Pour faire face à cet environnement de plus en plus menaçant, mais aussi dans le but de s’affirmer sur la scène régionale et internationale, la stratégie navale japonaise est en cours d’adaptation et vise un renforcement des capacités des forces d’autodéfense, une orientation – toutes proportions gardées – plus offensive de la marine ou des moyens antinavires, et enfin une coopération plus étendue avec l’allié américain et ses partenaires stratégiques.
Développement et renforcement des capacités
Selon le dernier Programme de défense à moyen terme (PDMT), qui couvre la période 2019-2023, publié le 18 décembre 2018, la force maritime d’autodéfense japonaise (JMSDF) recevra dans ce laps de temps un total de 23 navires jaugeant 66 000 tonnes. On y trouvera notamment dix destroyers et cinq sous-marins auxquels s’ajouteront douze avions de patrouille P1, treize hélicoptères de patrouille améliorés de type SH-60K/K, trois drones embarqués et douze hélicoptères MCH-101 dragueurs de mines.
Pour la seule année budgétaire 2019, il est prévu de construire deux destroyers FFM de nouvelle génération – les troisième et quatrième – déplaçant 3 900 tonnes, équipés de coques compactes et dotés d’une capacité multi-rôles améliorée – comme des contre-mesures anti-mines qui étaient classiquement assurées par les navires dragueurs de mines –, ce qui portera le nombre total de destroyers à 54.
L’objectif est de pouvoir compter sur quatre groupes navals, soit un destroyer porte-hélicoptères et deux destroyers équipés du système anti-missiles Aegis, auxquels s’ajouteront deux groupes dotés de destroyers de nouveau type (FFM) aux capacités multi-missions et de dragueurs de mines. La JMSDF continuera en parallèle d’augmenter le nombre de ses sous-marins – avec un objectif de 22 unités – afin de pouvoir mener efficacement les missions d’intelligence, surveillance et reconnaissance (ISR), de patrouille et de défense autour du Japon. C’est dans ce cadre que le 6 novembre 2019, le JS Toryu, douzième et dernier sous-marin de classe Soryu, a été lancé par le constructeur Kawasaki Heavy Industries au chantier naval de Kobé. Considéré comme l’un des sous-marins à propulsion conventionnelle les plus imposants au monde avec 84 mètres de longueur pour un déplacement de 2 950 tonnes, le JS Toryu est, après le JS Oryu lancé en octobre 2018, le second bâtiment de sa classe équipé de batteries au lithium-ion, bien plus efficaces que les batteries conventionnelles.

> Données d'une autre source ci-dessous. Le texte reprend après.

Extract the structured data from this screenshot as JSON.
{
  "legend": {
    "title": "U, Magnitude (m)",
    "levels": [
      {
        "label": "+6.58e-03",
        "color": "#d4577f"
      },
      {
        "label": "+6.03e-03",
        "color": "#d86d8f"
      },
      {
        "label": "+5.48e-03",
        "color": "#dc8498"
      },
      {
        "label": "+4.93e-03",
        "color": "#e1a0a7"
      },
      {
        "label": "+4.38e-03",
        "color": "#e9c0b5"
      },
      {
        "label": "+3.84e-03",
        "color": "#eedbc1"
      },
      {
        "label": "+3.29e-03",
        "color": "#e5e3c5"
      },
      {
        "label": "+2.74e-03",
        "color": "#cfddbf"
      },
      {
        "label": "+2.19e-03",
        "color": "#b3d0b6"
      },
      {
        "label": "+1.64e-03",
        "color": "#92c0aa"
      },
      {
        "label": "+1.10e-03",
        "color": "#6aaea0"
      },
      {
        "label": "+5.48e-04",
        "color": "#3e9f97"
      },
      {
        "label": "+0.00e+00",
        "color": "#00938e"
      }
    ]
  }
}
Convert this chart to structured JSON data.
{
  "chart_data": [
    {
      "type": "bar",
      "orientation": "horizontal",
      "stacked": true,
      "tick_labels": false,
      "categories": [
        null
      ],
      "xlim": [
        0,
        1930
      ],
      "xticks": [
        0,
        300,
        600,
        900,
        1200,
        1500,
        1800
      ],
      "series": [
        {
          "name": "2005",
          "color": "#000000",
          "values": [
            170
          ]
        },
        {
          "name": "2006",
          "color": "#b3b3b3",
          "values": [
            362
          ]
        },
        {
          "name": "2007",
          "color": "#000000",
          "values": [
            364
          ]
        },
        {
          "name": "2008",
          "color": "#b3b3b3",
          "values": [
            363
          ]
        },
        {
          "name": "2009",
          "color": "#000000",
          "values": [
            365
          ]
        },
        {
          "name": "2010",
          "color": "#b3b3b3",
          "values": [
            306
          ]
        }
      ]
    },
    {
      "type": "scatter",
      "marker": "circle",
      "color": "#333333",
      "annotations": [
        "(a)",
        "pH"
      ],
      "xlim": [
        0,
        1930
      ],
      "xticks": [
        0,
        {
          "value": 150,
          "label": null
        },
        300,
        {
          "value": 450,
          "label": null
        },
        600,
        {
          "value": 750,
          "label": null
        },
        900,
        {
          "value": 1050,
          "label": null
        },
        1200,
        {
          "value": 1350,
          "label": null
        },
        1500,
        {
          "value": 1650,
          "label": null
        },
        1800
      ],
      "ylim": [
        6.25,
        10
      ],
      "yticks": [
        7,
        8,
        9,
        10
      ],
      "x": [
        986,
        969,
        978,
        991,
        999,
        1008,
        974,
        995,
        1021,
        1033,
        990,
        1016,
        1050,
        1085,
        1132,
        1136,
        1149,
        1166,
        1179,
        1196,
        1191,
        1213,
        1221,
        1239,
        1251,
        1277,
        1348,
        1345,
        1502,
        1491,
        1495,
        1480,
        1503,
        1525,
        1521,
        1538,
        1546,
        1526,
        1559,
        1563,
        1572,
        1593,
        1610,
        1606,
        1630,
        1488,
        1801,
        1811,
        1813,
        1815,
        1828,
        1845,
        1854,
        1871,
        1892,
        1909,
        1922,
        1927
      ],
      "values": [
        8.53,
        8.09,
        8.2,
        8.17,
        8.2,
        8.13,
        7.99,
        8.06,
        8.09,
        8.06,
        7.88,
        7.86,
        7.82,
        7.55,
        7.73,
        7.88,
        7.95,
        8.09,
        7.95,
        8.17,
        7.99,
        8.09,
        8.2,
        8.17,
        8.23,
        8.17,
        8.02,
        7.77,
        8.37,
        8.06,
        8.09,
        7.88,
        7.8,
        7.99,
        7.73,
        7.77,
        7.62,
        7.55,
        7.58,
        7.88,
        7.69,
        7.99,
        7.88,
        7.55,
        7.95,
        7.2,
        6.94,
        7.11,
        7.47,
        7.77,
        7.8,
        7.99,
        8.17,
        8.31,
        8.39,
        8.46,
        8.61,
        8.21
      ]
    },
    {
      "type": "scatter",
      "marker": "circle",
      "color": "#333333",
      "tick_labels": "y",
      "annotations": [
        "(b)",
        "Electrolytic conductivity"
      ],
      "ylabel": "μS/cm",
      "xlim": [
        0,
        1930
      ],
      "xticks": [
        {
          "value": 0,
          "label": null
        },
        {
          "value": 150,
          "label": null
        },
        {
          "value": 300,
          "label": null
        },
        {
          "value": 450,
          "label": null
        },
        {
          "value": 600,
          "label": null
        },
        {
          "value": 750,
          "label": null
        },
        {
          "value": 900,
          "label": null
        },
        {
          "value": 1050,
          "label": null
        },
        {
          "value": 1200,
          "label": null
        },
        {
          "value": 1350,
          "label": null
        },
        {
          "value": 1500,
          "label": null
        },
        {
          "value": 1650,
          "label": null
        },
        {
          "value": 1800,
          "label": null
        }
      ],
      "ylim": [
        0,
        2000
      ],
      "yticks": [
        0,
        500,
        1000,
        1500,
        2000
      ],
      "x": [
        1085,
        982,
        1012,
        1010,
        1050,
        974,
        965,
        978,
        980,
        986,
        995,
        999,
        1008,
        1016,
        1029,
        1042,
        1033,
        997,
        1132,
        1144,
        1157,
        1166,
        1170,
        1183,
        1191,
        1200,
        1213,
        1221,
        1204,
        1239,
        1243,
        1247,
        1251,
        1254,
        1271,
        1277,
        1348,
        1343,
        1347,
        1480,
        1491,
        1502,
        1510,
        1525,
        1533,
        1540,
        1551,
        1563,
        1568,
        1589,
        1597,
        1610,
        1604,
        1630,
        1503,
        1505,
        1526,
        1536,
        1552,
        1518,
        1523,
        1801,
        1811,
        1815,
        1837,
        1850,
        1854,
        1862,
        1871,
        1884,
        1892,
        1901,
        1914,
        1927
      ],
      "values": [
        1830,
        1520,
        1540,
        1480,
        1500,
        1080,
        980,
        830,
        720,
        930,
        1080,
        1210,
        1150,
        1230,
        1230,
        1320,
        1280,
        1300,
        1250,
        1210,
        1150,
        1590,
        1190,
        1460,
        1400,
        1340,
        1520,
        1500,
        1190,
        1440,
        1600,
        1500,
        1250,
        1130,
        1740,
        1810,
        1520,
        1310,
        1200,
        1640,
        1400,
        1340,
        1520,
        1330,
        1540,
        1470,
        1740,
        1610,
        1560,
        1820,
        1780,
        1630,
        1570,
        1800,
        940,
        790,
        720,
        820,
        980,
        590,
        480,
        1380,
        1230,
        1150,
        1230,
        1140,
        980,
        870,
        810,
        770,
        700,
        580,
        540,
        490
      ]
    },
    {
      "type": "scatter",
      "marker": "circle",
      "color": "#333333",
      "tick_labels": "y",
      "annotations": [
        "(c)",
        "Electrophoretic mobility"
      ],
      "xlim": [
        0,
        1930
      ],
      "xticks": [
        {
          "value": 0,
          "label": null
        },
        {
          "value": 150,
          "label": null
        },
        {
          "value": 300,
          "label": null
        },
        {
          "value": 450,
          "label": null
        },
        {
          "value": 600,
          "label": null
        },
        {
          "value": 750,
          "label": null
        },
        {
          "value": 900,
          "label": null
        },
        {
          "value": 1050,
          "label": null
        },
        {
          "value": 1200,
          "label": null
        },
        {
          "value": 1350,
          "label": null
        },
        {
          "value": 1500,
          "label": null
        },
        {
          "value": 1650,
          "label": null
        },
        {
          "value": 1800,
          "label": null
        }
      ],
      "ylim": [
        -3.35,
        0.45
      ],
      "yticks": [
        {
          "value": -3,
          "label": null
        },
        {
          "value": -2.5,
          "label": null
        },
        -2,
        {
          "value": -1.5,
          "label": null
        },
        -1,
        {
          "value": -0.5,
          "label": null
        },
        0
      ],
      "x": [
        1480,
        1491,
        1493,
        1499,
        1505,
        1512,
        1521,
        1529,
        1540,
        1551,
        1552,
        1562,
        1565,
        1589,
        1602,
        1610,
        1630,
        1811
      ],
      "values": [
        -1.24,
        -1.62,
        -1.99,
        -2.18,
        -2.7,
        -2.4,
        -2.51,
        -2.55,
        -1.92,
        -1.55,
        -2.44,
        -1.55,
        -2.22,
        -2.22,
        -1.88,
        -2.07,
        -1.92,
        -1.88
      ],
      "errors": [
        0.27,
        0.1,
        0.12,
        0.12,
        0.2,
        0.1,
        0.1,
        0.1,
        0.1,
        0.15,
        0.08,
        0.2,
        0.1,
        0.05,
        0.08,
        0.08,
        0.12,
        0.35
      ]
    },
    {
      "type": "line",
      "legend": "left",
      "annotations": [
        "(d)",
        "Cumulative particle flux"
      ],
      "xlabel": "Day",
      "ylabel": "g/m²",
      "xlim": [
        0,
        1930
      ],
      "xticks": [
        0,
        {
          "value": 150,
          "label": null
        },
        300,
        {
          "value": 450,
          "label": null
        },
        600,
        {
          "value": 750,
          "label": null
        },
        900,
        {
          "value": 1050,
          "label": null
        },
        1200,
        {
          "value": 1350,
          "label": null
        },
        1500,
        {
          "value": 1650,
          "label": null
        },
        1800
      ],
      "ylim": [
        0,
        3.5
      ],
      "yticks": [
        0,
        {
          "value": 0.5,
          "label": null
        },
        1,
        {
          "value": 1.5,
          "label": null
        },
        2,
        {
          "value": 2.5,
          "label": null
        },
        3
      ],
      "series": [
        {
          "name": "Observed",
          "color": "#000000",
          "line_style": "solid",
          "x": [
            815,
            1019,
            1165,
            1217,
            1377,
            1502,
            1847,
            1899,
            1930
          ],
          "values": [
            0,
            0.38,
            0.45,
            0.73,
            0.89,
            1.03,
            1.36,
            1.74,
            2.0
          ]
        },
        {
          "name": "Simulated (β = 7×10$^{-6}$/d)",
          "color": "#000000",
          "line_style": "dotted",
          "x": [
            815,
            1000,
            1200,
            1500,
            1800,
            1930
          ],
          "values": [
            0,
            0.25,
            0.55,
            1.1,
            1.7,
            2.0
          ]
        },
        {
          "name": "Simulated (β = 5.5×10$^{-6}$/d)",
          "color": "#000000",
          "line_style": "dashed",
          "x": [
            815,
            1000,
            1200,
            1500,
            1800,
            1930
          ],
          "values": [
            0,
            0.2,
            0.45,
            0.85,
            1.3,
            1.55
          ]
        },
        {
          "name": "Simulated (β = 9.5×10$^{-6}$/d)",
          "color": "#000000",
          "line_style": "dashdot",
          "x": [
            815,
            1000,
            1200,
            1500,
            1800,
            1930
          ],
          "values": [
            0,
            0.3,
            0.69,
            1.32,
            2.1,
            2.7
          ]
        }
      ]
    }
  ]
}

Le renforcement de la posture ISR est clairement une priorité : à l’augmentation du nombre de sous-marins s’ajoute en effet une volonté d’augmenter le nombre de jours opérationnels, en introduisant des rotations plus optimales des équipages tandis que la JMSDF sera dotée d’avions d’alerte aérienne avancée (E-2D), de drones sous-marins, sans oublier des drones de longue endurance (HALE) de type Global Hawk qui permettront d’étendre les capacités de surveillance, y compris sur la côte Pacifique.
Une autre priorité est la lutte contre les missiles balistiques qui passe par l’amélioration des capacités existantes sur les systèmes Aegis et l’acquisition de missiles pour la défense anti-missiles – SM-3 Block IB et SM-3 Block IIA –, co-développés avec les États-Unis, ainsi que des missiles mer-air à longue portée SM-6.
Notons enfin une évolution d’ampleur avec le premier exercice conjoint mené en mer de Chine méridionale le 26 juin 2019 par la JMSDF et les garde-côtes, généralement chargés de patrouiller les eaux territoriales du Japon. Cette force paramilitaire puissante se verra renforcée, notamment pour lui permettre d’assurer la protection des îles éloignées comme les Senkaku.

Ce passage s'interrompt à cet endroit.